Even though I had no idea who she was, even though my own human had betrayed me, even though I spent the last few weeks watching cat after cat get dragged off to the Room to get killed, something told me when this human said I was safe, I could trust her. It took a few weeks for me to shake my shelter cold but my new human was great about giving me medicine (ugh) and I even got to eat fried chicken because I was so stuffed up I wouldn’t eat cat food.

I live in a rescue house now, with a bunch of other cats, and a lot of them have shelter stories to tell too. When I first met them I was a little reluctant to make friends but they were really good about welcoming me and telling me how to manipulate our human into giving us treats (she is SUCH a sucker sometimes, ha!).

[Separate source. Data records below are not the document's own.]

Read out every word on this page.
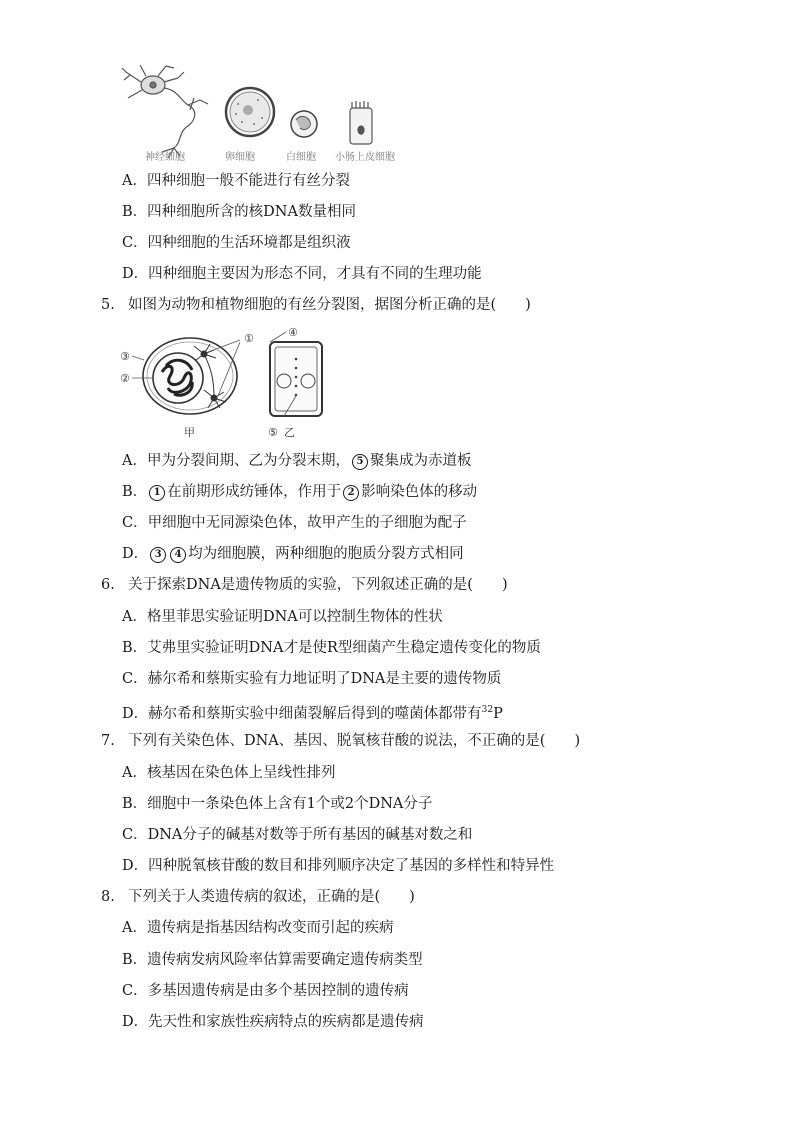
神经细胞	卵细胞	白细胞 小肠上皮细胞
A．四种细胞一般不能进行有丝分裂
B．四种细胞所含的核DNA数量相同
C．四种细胞的生活环境都是组织液
D．四种细胞主要因为形态不同，才具有不同的生理功能
5. 如图为动物和植物细胞的有丝分裂图，据图分析正确的是(　　)
①
③
②
甲
④
⑤ 乙
A．甲为分裂间期、乙为分裂末期， 5 聚集成为赤道板
B． 1 在前期形成纺锤体，作用于 2 影响染色体的移动
C．甲细胞中无同源染色体，故甲产生的子细胞为配子
D． 3 4 均为细胞膜，两种细胞的胞质分裂方式相同
6. 关于探索DNA是遗传物质的实验，下列叙述正确的是(　　)
A．格里菲思实验证明DNA可以控制生物体的性状
B．艾弗里实验证明DNA才是使R型细菌产生稳定遗传变化的物质
C．赫尔希和蔡斯实验有力地证明了DNA是主要的遗传物质
D．赫尔希和蔡斯实验中细菌裂解后得到的噬菌体都带有$^{32}$P
7. 下列有关染色体、DNA、基因、脱氧核苷酸的说法，不正确的是(　　)
A．核基因在染色体上呈线性排列
B．细胞中一条染色体上含有1个或2个DNA分子
C．DNA分子的碱基对数等于所有基因的碱基对数之和
D．四种脱氧核苷酸的数目和排列顺序决定了基因的多样性和特异性
8. 下列关于人类遗传病的叙述，正确的是(　　)
A．遗传病是指基因结构改变而引起的疾病
B．遗传病发病风险率估算需要确定遗传病类型
C．多基因遗传病是由多个基因控制的遗传病
D．先天性和家族性疾病特点的疾病都是遗传病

This human won’t keep me forever — she’s called a “foster” which is someone who gives animals like me a great place to stay so they have all the time they need to find their forever families — and that’s OK. I like this human a lot but truth be told our house is a little crazy sometimes with all these cats running around, it will be nice to find a family of my own. Hopefully with fewer cats. Don’t get me wrong, I like cats but this is a little nuts, it’s like there’s always a cat coming or going.

I’m sorry things didn’t work out with us, my human. I still don’t know what I did that made you decide to take me to that bad place but I’m not even mad.

Things are great here. We have lots of great toys and cat trees and scratching posts and we eat really good food that doesn’t upset my tummy like some of the stuff you used to feed me when you said you didn’t have time to get to the pet store. I have foster brothers and sisters to play with when I want to but mostly I hang out in the hammock the human put in the window and watch the birds. I admit I look out that window sometimes and wonder what you’re doing, my human.

Whatever it is, I hope you’re happy. I hope you don’t worry about me. I hope you don’t take another cat until you know for sure this time that it’s for life because I don’t want you bringing another cat to the shelter in a couple years like you did me when you decide the cat no longer fits into your life.

I write this in honor of all my shelter friends who went into the Room and never came back. My rescue human helped me write this on behalf of me and the many other cats here in our home who experienced exactly what I did through no fault of our own.
Pets surrendered by tenants end up in shelters exactly like this. Know that most people adopt cute and cuddly babies, not grown-ups. It’s time to face an unpalatable truth. If your real estate agency prohibits pets on premises, you might as well pick up a gun and do it yourself. You are part of a system that kills animals.
 
The good news is you can change the way things work. Talk to your boss, your colleagues, and your clients. Don't get sucked into talk about risk management strategies. Tell them what happens to surrendered animals. Say, I think we need to look at the way we do things around here. You can make a difference.